# 7 week old kitten GROWLS at meal times



## nicki2202 (Jul 10, 2008)

Hi again people
Poppys 7 week old baby has only just started eating solids in the last week, I havenoticed yesterday and today that when I put the food down both mum & baby go for it. The kitten swipes at mum to get her away then he hisses and growls and mum sits back until he has eaten what he wants then she eats the rest.....Is this normal behaviour?


----------



## rottiesloveragdolls (Nov 2, 2007)

*yes it is normal for kittens to do this,  their just making sure their going to get the food as cats/kittens will step back when others start making noises and could be a dominance thing *


----------



## Sungold-Bengals (Mar 10, 2008)

Yes this is normal, my dainty little snow who is the smallest of the bunch is very domineering at meal times! 

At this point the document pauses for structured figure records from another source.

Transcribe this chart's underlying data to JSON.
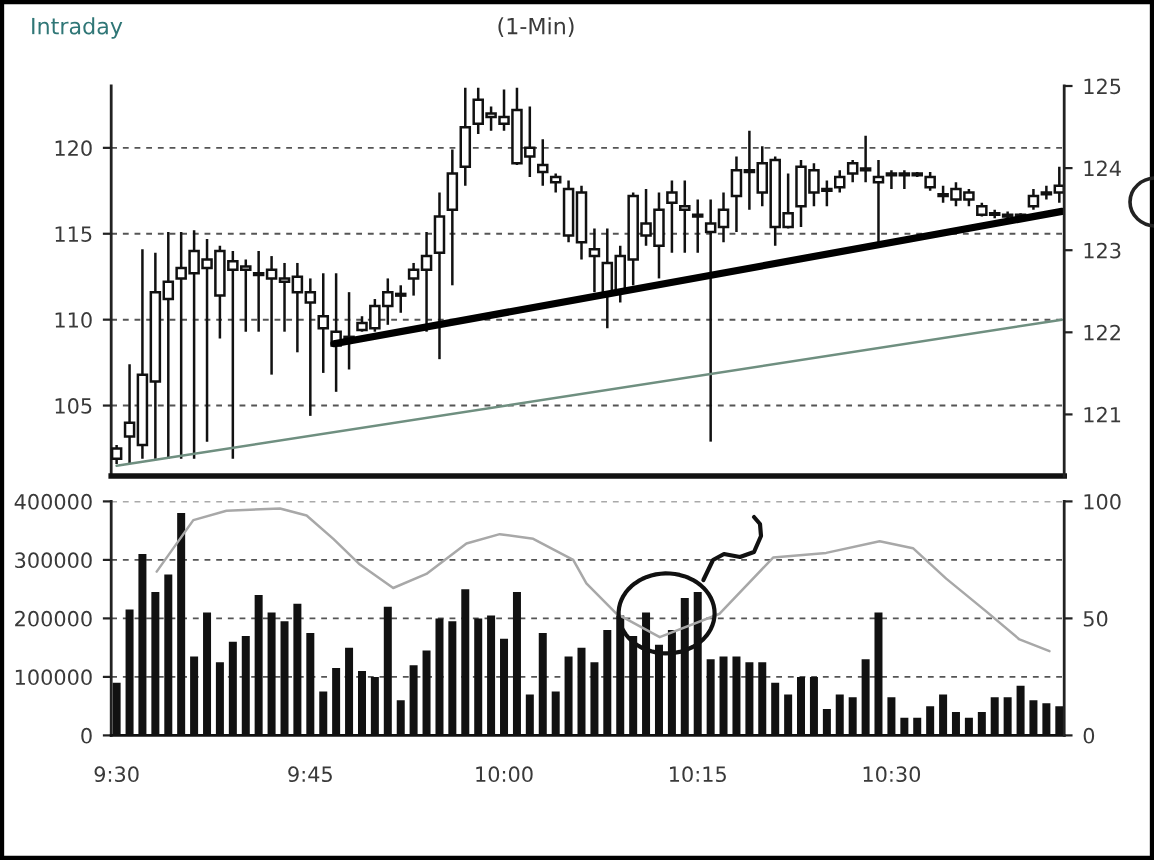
{
  "chart_data": [
    {
      "type": "candlestick",
      "title": "Intraday",
      "subtitle": "(1-Min)",
      "color": "#111111",
      "x": [
        9.5,
        9.5167,
        9.5333,
        9.55,
        9.5667,
        9.5833,
        9.6,
        9.6167,
        9.6333,
        9.65,
        9.6667,
        9.6833,
        9.7,
        9.7167,
        9.7333,
        9.75,
        9.7667,
        9.7833,
        9.8,
        9.8167,
        9.8333,
        9.85,
        9.8667,
        9.8833,
        9.9,
        9.9167,
        9.9333,
        9.95,
        9.9667,
        9.9833,
        10.0,
        10.0167,
        10.0333,
        10.05,
        10.0667,
        10.0833,
        10.1,
        10.1167,
        10.1333,
        10.15,
        10.1667,
        10.1833,
        10.2,
        10.2167,
        10.2333,
        10.25,
        10.2667,
        10.2833,
        10.3,
        10.3167,
        10.3333,
        10.35,
        10.3667,
        10.3833,
        10.4,
        10.4167,
        10.4333,
        10.45,
        10.4667,
        10.4833,
        10.5,
        10.5167,
        10.5333,
        10.55,
        10.5667,
        10.5833,
        10.6,
        10.6167,
        10.6333,
        10.65,
        10.6667,
        10.6833,
        10.7,
        10.7167
      ],
      "ohlc": [
        [
          101.9,
          102.7,
          101.6,
          102.5
        ],
        [
          103.2,
          107.4,
          101.6,
          104.0
        ],
        [
          102.7,
          114.1,
          101.9,
          106.8
        ],
        [
          106.4,
          113.9,
          101.9,
          111.6
        ],
        [
          111.2,
          115.1,
          101.9,
          112.2
        ],
        [
          112.4,
          115.1,
          101.9,
          113.0
        ],
        [
          112.7,
          115.2,
          101.9,
          114.0
        ],
        [
          113.0,
          114.7,
          102.9,
          113.5
        ],
        [
          111.4,
          114.3,
          108.9,
          114.0
        ],
        [
          112.9,
          114.0,
          101.9,
          113.4
        ],
        [
          112.9,
          113.5,
          109.3,
          113.1
        ],
        [
          112.6,
          114.0,
          109.3,
          112.7
        ],
        [
          112.4,
          113.7,
          106.8,
          112.9
        ],
        [
          112.2,
          113.3,
          109.3,
          112.4
        ],
        [
          111.6,
          113.3,
          108.1,
          112.5
        ],
        [
          111.0,
          112.4,
          104.4,
          111.6
        ],
        [
          109.5,
          112.7,
          106.9,
          110.2
        ],
        [
          108.5,
          112.7,
          105.8,
          109.3
        ],
        [
          108.9,
          111.6,
          107.1,
          109.0
        ],
        [
          109.4,
          110.2,
          109.3,
          109.8
        ],
        [
          109.5,
          111.2,
          109.3,
          110.8
        ],
        [
          110.8,
          112.4,
          109.7,
          111.6
        ],
        [
          111.4,
          112.0,
          110.4,
          111.5
        ],
        [
          112.4,
          113.3,
          111.4,
          112.9
        ],
        [
          112.9,
          115.1,
          109.3,
          113.7
        ],
        [
          113.9,
          117.4,
          107.7,
          116.0
        ],
        [
          116.4,
          119.9,
          112.0,
          118.5
        ],
        [
          118.9,
          123.5,
          117.8,
          121.2
        ],
        [
          121.4,
          123.5,
          120.8,
          122.8
        ],
        [
          121.8,
          122.4,
          121.0,
          122.0
        ],
        [
          121.4,
          123.4,
          121.0,
          121.8
        ],
        [
          119.1,
          123.5,
          119.0,
          122.2
        ],
        [
          119.5,
          122.4,
          118.3,
          120.0
        ],
        [
          118.6,
          120.5,
          117.8,
          119.0
        ],
        [
          118.0,
          118.5,
          117.4,
          118.3
        ],
        [
          114.9,
          118.1,
          114.5,
          117.6
        ],
        [
          114.5,
          117.8,
          113.5,
          117.4
        ],
        [
          113.7,
          115.3,
          111.6,
          114.1
        ],
        [
          111.6,
          115.3,
          109.5,
          113.3
        ],
        [
          111.6,
          114.3,
          111.0,
          113.7
        ],
        [
          113.5,
          117.4,
          112.0,
          117.2
        ],
        [
          114.9,
          117.6,
          114.3,
          115.6
        ],
        [
          114.3,
          117.4,
          112.4,
          116.4
        ],
        [
          116.8,
          118.1,
          113.9,
          117.4
        ],
        [
          116.4,
          118.1,
          113.9,
          116.6
        ],
        [
          116.0,
          117.0,
          113.9,
          116.1
        ],
        [
          115.1,
          117.0,
          102.9,
          115.6
        ],
        [
          115.4,
          117.4,
          114.5,
          116.4
        ],
        [
          117.2,
          119.5,
          115.1,
          118.7
        ],
        [
          118.6,
          121.0,
          116.4,
          118.7
        ],
        [
          117.4,
          120.1,
          116.6,
          119.1
        ],
        [
          115.4,
          119.5,
          114.3,
          119.3
        ],
        [
          115.4,
          118.5,
          115.3,
          116.2
        ],
        [
          116.6,
          119.3,
          115.4,
          118.9
        ],
        [
          117.4,
          119.1,
          116.6,
          118.7
        ],
        [
          117.5,
          118.1,
          116.6,
          117.6
        ],
        [
          117.7,
          118.7,
          117.4,
          118.3
        ],
        [
          118.5,
          119.3,
          118.0,
          119.1
        ],
        [
          118.7,
          120.7,
          118.0,
          118.8
        ],
        [
          118.0,
          119.3,
          114.3,
          118.3
        ],
        [
          118.4,
          118.7,
          117.6,
          118.5
        ],
        [
          118.4,
          118.7,
          117.6,
          118.5
        ],
        [
          118.4,
          118.6,
          118.3,
          118.5
        ],
        [
          117.7,
          118.6,
          117.5,
          118.3
        ],
        [
          117.2,
          117.8,
          116.8,
          117.3
        ],
        [
          117.0,
          118.0,
          116.6,
          117.6
        ],
        [
          117.0,
          117.6,
          116.6,
          117.4
        ],
        [
          116.1,
          116.8,
          116.0,
          116.6
        ],
        [
          116.1,
          116.4,
          115.9,
          116.2
        ],
        [
          116.0,
          116.3,
          115.8,
          116.1
        ],
        [
          116.0,
          116.2,
          115.8,
          116.1
        ],
        [
          116.6,
          117.6,
          116.4,
          117.2
        ],
        [
          117.3,
          117.8,
          117.0,
          117.4
        ],
        [
          117.4,
          118.9,
          116.8,
          117.8
        ]
      ],
      "series": [
        {
          "type": "line",
          "x": [
            9.7805,
            10.72
          ],
          "values": [
            108.6,
            116.3
          ],
          "color": "#000000"
        },
        {
          "type": "line",
          "x": [
            9.5,
            10.72
          ],
          "values": [
            101.5,
            110.0
          ],
          "color": "#6f8f80"
        }
      ],
      "xlim": [
        9.493,
        10.723
      ],
      "ylim": [
        100.9,
        123.6
      ],
      "yticks": [
        105,
        110,
        115,
        120
      ],
      "y2lim": [
        120.25,
        125
      ],
      "y2ticks": [
        121,
        122,
        123,
        124,
        125
      ],
      "grid": "y",
      "tick_labels": "y"
    },
    {
      "type": "bar",
      "x": [
        9.5,
        9.5167,
        9.5333,
        9.55,
        9.5667,
        9.5833,
        9.6,
        9.6167,
        9.6333,
        9.65,
        9.6667,
        9.6833,
        9.7,
        9.7167,
        9.7333,
        9.75,
        9.7667,
        9.7833,
        9.8,
        9.8167,
        9.8333,
        9.85,
        9.8667,
        9.8833,
        9.9,
        9.9167,
        9.9333,
        9.95,
        9.9667,
        9.9833,
        10.0,
        10.0167,
        10.0333,
        10.05,
        10.0667,
        10.0833,
        10.1,
        10.1167,
        10.1333,
        10.15,
        10.1667,
        10.1833,
        10.2,
        10.2167,
        10.2333,
        10.25,
        10.2667,
        10.2833,
        10.3,
        10.3167,
        10.3333,
        10.35,
        10.3667,
        10.3833,
        10.4,
        10.4167,
        10.4333,
        10.45,
        10.4667,
        10.4833,
        10.5,
        10.5167,
        10.5333,
        10.55,
        10.5667,
        10.5833,
        10.6,
        10.6167,
        10.6333,
        10.65,
        10.6667,
        10.6833,
        10.7,
        10.7167
      ],
      "series": [
        {
          "values": [
            90000,
            215000,
            310000,
            245000,
            275000,
            380000,
            135000,
            210000,
            125000,
            160000,
            170000,
            240000,
            210000,
            195000,
            225000,
            175000,
            75000,
            115000,
            150000,
            110000,
            100000,
            220000,
            60000,
            120000,
            145000,
            200000,
            195000,
            250000,
            200000,
            205000,
            165000,
            245000,
            70000,
            175000,
            75000,
            135000,
            150000,
            125000,
            180000,
            205000,
            170000,
            210000,
            155000,
            180000,
            235000,
            245000,
            130000,
            135000,
            135000,
            125000,
            125000,
            90000,
            70000,
            100000,
            100000,
            45000,
            70000,
            65000,
            130000,
            210000,
            65000,
            30000,
            30000,
            50000,
            70000,
            40000,
            30000,
            40000,
            65000,
            65000,
            85000,
            60000,
            55000,
            50000
          ],
          "color": "#111111"
        },
        {
          "type": "line",
          "axis": "y2",
          "x": [
            9.5517,
            9.599,
            9.6418,
            9.7108,
            9.7452,
            9.7797,
            9.814,
            9.857,
            9.8998,
            9.9515,
            9.9945,
            10.0377,
            10.0893,
            10.1063,
            10.145,
            10.201,
            10.2783,
            10.3473,
            10.4158,
            10.4848,
            10.5278,
            10.5707,
            10.6223,
            10.6653,
            10.704
          ],
          "values": [
            70,
            92,
            96,
            97,
            94,
            84,
            73,
            63,
            69,
            82,
            86,
            84,
            75,
            65,
            52,
            42,
            52,
            76,
            78,
            83,
            80,
            67,
            53,
            41,
            36
          ],
          "color": "#a8a8a8"
        }
      ],
      "xlim": [
        9.493,
        10.723
      ],
      "xticks": [
        {
          "value": 9.5,
          "label": "9:30"
        },
        {
          "value": 9.75,
          "label": "9:45"
        },
        {
          "value": 10.0,
          "label": "10:00"
        },
        {
          "value": 10.25,
          "label": "10:15"
        },
        {
          "value": 10.5,
          "label": "10:30"
        }
      ],
      "ylim": [
        0,
        400000
      ],
      "yticks": [
        0,
        100000,
        200000,
        300000,
        400000
      ],
      "y2lim": [
        0,
        100
      ],
      "y2ticks": [
        0,
        50,
        100
      ],
      "grid": "y"
    }
  ]
}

They don't so much growl as make a singing noise - it's probably growling with a mouth full!


----------



## Selk67U2 (May 5, 2008)

*Haha, yes, perfectly normal kitten behaviour *


----------



## LousKoonz (Feb 9, 2008)

Very normal lol xx one of our little bundles growls at his bro's and sis at meal times too xx


----------



## bee112 (Apr 12, 2008)

Alfie is 8 months old now and still growls if Lola dares go near him when he's eating.. he's VERY possesive when it comes to food. Lola just ignores him now lol


----------



## nicki2202 (Jul 10, 2008)

Thanx all....very grateful for your advice.....i'm glad this is the norm, I was worrying he was turning vicious. It is only at feeding time he does it, he is sooo loving at all other times. He has been so spoiled too as he was an only kitty


----------



## Siamese Kelly (Jan 6, 2008)

Nicki love,the time to start worrying is if she dons an sas outfit before each meal with a truncheon in each pawya do think how can that grumble/growl be coming from such a small creature


----------



## lizward (Feb 29, 2008)

They will make this noise as young as four weeks if they are eating well. I find it quite hilarious 

Liz


----------



## nicki2202 (Jul 10, 2008)

Yes it is quite funny now that I know its norm...he doesnt need to growl today...mum sits back and lets him eat first lol. They did have seperate bowls but mum wanted to eat out his too


----------



## sskmick (Feb 4, 2008)

One of my kittens growls when he is eating, even if the other kitten or our dog isn't around.

They all have separate feeding bowls but like to eat from each others. I only interfere if one appears to be getting pushed out. Occasionally that's been the dog.

Sue


----------



## marianne (Aug 12, 2008)

Wow! What beautiful kitties you have! I hope my Milo will be as handsome as your boys!


----------